$C^0$ FEM approximation for the thermal buckling analysis of thin plates: Lagrange Multiplier and Penalty Methods

A $C^0$ FEM approximation for the thermal buckling of laminated thin plates employing the Lagrange Multiplier Method (LMM) and Penalty Method (PM) has been assessed. Such methods enforce internal constraints without requiring more complex formulations in a classical finite element implementation. Specifically, the thin plate assumption is applied in a first-order plate theory, eliminating the need for Hermite interpolation functions and complex meshing. Constraints are included in the formulation via energy functions.
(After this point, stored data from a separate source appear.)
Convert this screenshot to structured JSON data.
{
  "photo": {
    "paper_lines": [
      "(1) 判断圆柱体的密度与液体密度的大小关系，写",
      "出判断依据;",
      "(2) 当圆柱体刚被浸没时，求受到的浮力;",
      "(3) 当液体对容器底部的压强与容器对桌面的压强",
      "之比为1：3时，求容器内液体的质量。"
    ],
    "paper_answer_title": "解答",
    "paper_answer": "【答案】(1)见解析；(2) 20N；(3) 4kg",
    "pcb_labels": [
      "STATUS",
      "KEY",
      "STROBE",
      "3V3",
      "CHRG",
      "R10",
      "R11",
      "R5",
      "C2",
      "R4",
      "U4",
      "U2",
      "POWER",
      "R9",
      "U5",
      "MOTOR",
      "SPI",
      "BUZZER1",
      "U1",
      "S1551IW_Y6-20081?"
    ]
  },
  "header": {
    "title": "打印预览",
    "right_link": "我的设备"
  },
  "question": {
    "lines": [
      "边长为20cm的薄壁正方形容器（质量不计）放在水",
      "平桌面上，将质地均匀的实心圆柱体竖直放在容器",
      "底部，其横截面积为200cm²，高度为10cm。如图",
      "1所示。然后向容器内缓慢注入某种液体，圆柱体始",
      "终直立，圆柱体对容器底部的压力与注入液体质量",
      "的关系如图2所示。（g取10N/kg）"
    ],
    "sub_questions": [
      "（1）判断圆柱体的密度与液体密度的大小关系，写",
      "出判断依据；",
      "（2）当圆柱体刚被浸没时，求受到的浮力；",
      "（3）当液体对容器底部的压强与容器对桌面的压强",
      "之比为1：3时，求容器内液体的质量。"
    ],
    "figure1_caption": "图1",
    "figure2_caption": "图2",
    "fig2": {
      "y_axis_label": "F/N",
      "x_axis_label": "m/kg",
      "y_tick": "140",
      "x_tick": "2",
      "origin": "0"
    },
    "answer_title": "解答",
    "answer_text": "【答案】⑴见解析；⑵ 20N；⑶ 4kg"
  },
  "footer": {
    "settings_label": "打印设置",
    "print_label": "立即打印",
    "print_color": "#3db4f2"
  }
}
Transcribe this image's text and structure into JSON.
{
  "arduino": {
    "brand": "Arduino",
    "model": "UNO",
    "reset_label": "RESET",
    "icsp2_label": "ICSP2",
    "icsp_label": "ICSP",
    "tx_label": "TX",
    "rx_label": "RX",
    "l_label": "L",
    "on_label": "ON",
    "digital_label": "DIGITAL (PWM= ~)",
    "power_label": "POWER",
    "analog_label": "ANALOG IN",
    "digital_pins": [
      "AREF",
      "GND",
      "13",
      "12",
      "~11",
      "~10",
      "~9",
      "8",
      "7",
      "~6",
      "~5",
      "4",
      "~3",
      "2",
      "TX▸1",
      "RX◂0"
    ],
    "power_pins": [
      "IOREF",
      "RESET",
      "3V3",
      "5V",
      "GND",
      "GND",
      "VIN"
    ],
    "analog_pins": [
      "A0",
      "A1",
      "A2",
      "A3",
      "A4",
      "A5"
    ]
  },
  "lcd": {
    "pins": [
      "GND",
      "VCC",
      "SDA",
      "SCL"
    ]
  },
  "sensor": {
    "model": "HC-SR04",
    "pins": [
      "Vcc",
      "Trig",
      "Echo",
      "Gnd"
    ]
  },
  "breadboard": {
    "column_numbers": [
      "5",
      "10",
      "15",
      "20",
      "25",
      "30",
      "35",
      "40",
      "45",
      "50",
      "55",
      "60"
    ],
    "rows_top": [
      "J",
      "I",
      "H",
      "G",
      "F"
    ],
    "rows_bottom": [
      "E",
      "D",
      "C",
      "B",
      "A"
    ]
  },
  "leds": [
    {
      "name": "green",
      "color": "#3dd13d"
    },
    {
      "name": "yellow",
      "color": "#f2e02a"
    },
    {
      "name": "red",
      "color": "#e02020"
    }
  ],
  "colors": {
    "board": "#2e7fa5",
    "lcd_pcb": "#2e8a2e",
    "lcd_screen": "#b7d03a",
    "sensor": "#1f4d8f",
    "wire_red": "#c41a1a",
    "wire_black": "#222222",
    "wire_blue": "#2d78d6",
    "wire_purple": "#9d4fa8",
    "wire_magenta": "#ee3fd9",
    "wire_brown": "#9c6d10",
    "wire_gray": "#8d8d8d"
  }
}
Applying the two methods enables the interpolation of displacement parameters using Lagrange shape functions with $C^0$ continuity. This approach simplifies implementation and enhances computational efficiency. \hl{In terms of model size, the Penalty Method (PM) does not introduce additional degrees of freedom (DOF). In contrast, the Lagrange Multiplier Method (LMM) increases the system's DOF due to the inclusion of Lagrange multipliers.} For the case of LMM, the regularization method has been utilized to solve the saddle point problem. A parametric study has been carried out for the critical buckling temperatures of laminated thin plates. To verify the effectiveness of the proposed method, results were compared with known analytical solutions and other conventional approaches, demonstrating strong agreement. Comparing the two methods shows that both LMM and PM simplify implementing numerical algorithms for optimal solutions in computational environments.